Pemerintah kemudian menghitung potensi peningkatan konsumsi Pertalite agar kebutuhan BBM subsidi tetap dapat dikelola sesuai dengan kuota yang telah ditetapkan dalam APBN 2026.
Di sisi lain, harga Pertalite sendiri dipastikan tidak mengalami kenaikan hingga akhir 2026. Pertamina Patra Niaga menyatakan harga BBM subsidi mengikuti arahan pemerintah, sementara harga BBM nonsubsidi mengikuti formula yang telah ditetapkan pemerintah.
Pemerintah Soroti Antrean BBM
Selain perpindahan konsumen, Bahlil menyebut antrean panjang di sejumlah SPBU juga dipengaruhi faktor lain. Ia menyinggung adanya pihak tertentu yang mengantre BBM subsidi dengan tujuan tertentu.
Direktur Jenderal Minyak dan Gas Bumi (Migas) Laode Sulaeman mengatakan pemerintah bersama aparat penegak hukum dan Pertamina tengah menggali dugaan penyalahgunaan atau penimbunan BBM di Makassar.
Salah satu modus yang ditemukan adalah penggunaan kendaraan dengan kapasitas tangki yang telah dimodifikasi. Tangki kendaraan dibuat lebih besar sehingga dapat menampung BBM dalam jumlah yang lebih banyak dibandingkan kapasitas normal.
Kondisi tersebut menjadi perhatian karena BBM subsidi memiliki alokasi tertentu dan ditujukan untuk kelompok masyarakat yang berhak mendapatkan manfaat subsidi.
Aturan Masih Dalam Tahap Perumusan
Meski rencana pengaturan konsumsi Pertalite kembali disampaikan pemerintah, aturan baru tersebut belum diterapkan. Pemerintah masih melakukan pembahasan dan memastikan mekanisme yang akan digunakan.

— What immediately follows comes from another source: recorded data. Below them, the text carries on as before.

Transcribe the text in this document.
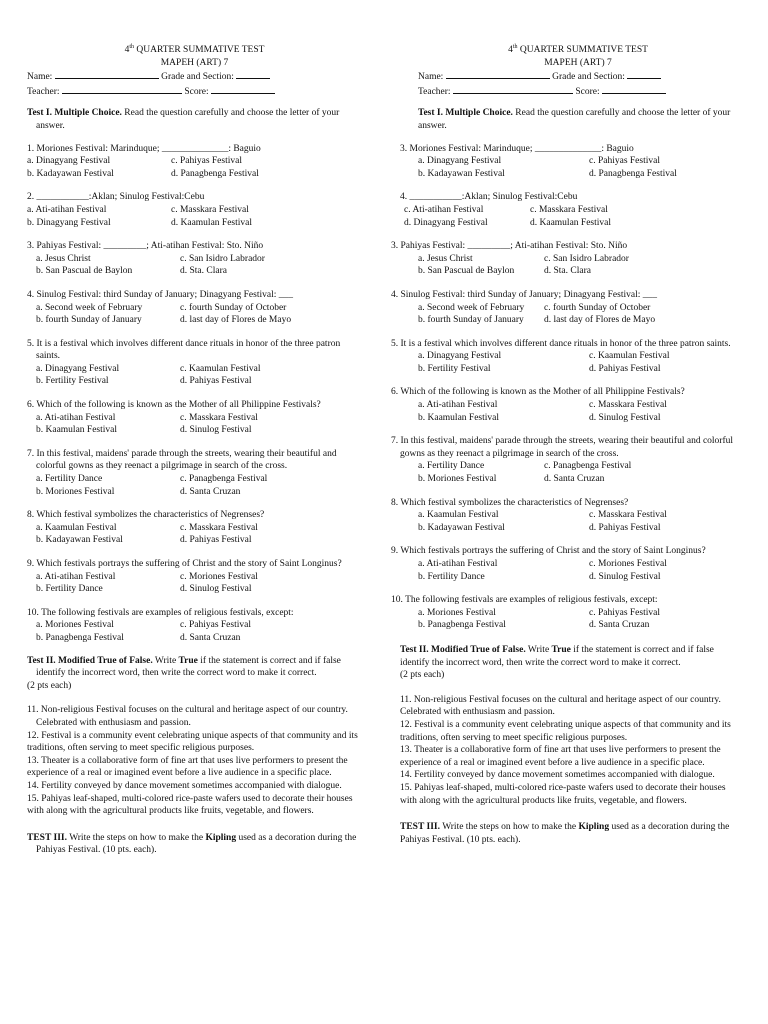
4th QUARTER SUMMATIVE TEST
MAPEH (ART) 7
Name:	Grade and Section:
Teacher:	Score:
Test I. Multiple Choice. Read the question carefully and choose the letter of your answer.
1. Moriones Festival: Marinduque; ______________: Baguio
a. Dinagyang Festival	c. Pahiyas Festival
b. Kadayawan Festival	d. Panagbenga Festival
2. ___________:Aklan; Sinulog Festival:Cebu
a. Ati-atihan Festival	c. Masskara Festival
b. Dinagyang Festival	d. Kaamulan Festival
3. Pahiyas Festival: _________; Ati-atihan Festival: Sto. Niño
a. Jesus Christ	c. San Isidro Labrador
b. San Pascual de Baylon	d. Sta. Clara
4. Sinulog Festival: third Sunday of January; Dinagyang Festival: ___
a. Second week of February	c. fourth Sunday of October
b. fourth Sunday of January	d. last day of Flores de Mayo
5. It is a festival which involves different dance rituals in honor of the three patron saints.
a. Dinagyang Festival	c. Kaamulan Festival
b. Fertility Festival	d. Pahiyas Festival
6. Which of the following is known as the Mother of all Philippine Festivals?
a. Ati-atihan Festival	c. Masskara Festival
b. Kaamulan Festival	d. Sinulog Festival
7. In this festival, maidens' parade through the streets, wearing their beautiful and colorful gowns as they reenact a pilgrimage in search of the cross.
a. Fertility Dance	c. Panagbenga Festival
b. Moriones Festival	d. Santa Cruzan
8. Which festival symbolizes the characteristics of Negrenses?
a. Kaamulan Festival	c. Masskara Festival
b. Kadayawan Festival	d. Pahiyas Festival
9. Which festivals portrays the suffering of Christ and the story of Saint Longinus?
a. Ati-atihan Festival	c. Moriones Festival
b. Fertility Dance	d. Sinulog Festival
10. The following festivals are examples of religious festivals, except:
a. Moriones Festival	c. Pahiyas Festival
b. Panagbenga Festival	d. Santa Cruzan
Test II. Modified True of False. Write True if the statement is correct and if false identify the incorrect word, then write the correct word to make it correct.
(2 pts each)
11. Non-religious Festival focuses on the cultural and heritage aspect of our country. Celebrated with enthusiasm and passion.
12. Festival is a community event celebrating unique aspects of that community and its traditions, often serving to meet specific religious purposes.
13. Theater is a collaborative form of fine art that uses live performers to present the experience of a real or imagined event before a live audience in a specific place.
14. Fertility conveyed by dance movement sometimes accompanied with dialogue.
15. Pahiyas leaf-shaped, multi-colored rice-paste wafers used to decorate their houses with along with the agricultural products like fruits, vegetable, and flowers.
TEST III. Write the steps on how to make the Kipling used as a decoration during the Pahiyas Festival. (10 pts. each).
4th QUARTER SUMMATIVE TEST
MAPEH (ART) 7
Name:	Grade and Section:
Teacher:	Score:
Test I. Multiple Choice. Read the question carefully and choose the letter of your answer.
3. Moriones Festival: Marinduque; ______________: Baguio
a. Dinagyang Festival	c. Pahiyas Festival
b. Kadayawan Festival	d. Panagbenga Festival
4. ___________:Aklan; Sinulog Festival:Cebu
c. Ati-atihan Festival	c. Masskara Festival
d. Dinagyang Festival	d. Kaamulan Festival
3. Pahiyas Festival: _________; Ati-atihan Festival: Sto. Niño
a. Jesus Christ	c. San Isidro Labrador
b. San Pascual de Baylon	d. Sta. Clara
4. Sinulog Festival: third Sunday of January; Dinagyang Festival: ___
a. Second week of February	c. fourth Sunday of October
b. fourth Sunday of January	d. last day of Flores de Mayo
5. It is a festival which involves different dance rituals in honor of the three patron saints.
a. Dinagyang Festival	c. Kaamulan Festival
b. Fertility Festival	d. Pahiyas Festival
6. Which of the following is known as the Mother of all Philippine Festivals?
a. Ati-atihan Festival	c. Masskara Festival
b. Kaamulan Festival	d. Sinulog Festival
7. In this festival, maidens' parade through the streets, wearing their beautiful and colorful gowns as they reenact a pilgrimage in search of the cross.
a. Fertility Dance	c. Panagbenga Festival
b. Moriones Festival	d. Santa Cruzan
8. Which festival symbolizes the characteristics of Negrenses?
a. Kaamulan Festival	c. Masskara Festival
b. Kadayawan Festival	d. Pahiyas Festival
9. Which festivals portrays the suffering of Christ and the story of Saint Longinus?
a. Ati-atihan Festival	c. Moriones Festival
b. Fertility Dance	d. Sinulog Festival
10. The following festivals are examples of religious festivals, except:
a. Moriones Festival	c. Pahiyas Festival
b. Panagbenga Festival	d. Santa Cruzan
Test II. Modified True of False. Write True if the statement is correct and if false identify the incorrect word, then write the correct word to make it correct.
(2 pts each)
11. Non-religious Festival focuses on the cultural and heritage aspect of our country. Celebrated with enthusiasm and passion.
12. Festival is a community event celebrating unique aspects of that community and its traditions, often serving to meet specific religious purposes.
13. Theater is a collaborative form of fine art that uses live performers to present the experience of a real or imagined event before a live audience in a specific place.
14. Fertility conveyed by dance movement sometimes accompanied with dialogue.
15. Pahiyas leaf-shaped, multi-colored rice-paste wafers used to decorate their houses with along with the agricultural products like fruits, vegetable, and flowers.
TEST III. Write the steps on how to make the Kipling used as a decoration during the Pahiyas Festival. (10 pts. each).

Sebelumnya, salah satu opsi yang dibahas pemerintah adalah menggunakan data desil masyarakat untuk menentukan kelompok yang dapat membeli Pertalite. Namun, Bahlil mengatakan validitas data harus dipastikan terlebih dahulu agar penerapannya tidak justru membuat masyarakat yang berhak menerima subsidi mengalami kesulitan.
Bahlil sebelumnya juga menegaskan bahwa pembatasan Pertalite masih dalam tahap kajian. Selama belum ada keputusan resmi, penyaluran Pertalite tetap berjalan seperti biasa.
Pemerintah kini berupaya mencari formula yang dapat menjaga penyaluran subsidi tetap tepat sasaran sekaligus mengantisipasi peningkatan konsumsi Pertalite akibat perubahan harga BBM nonsubsidi.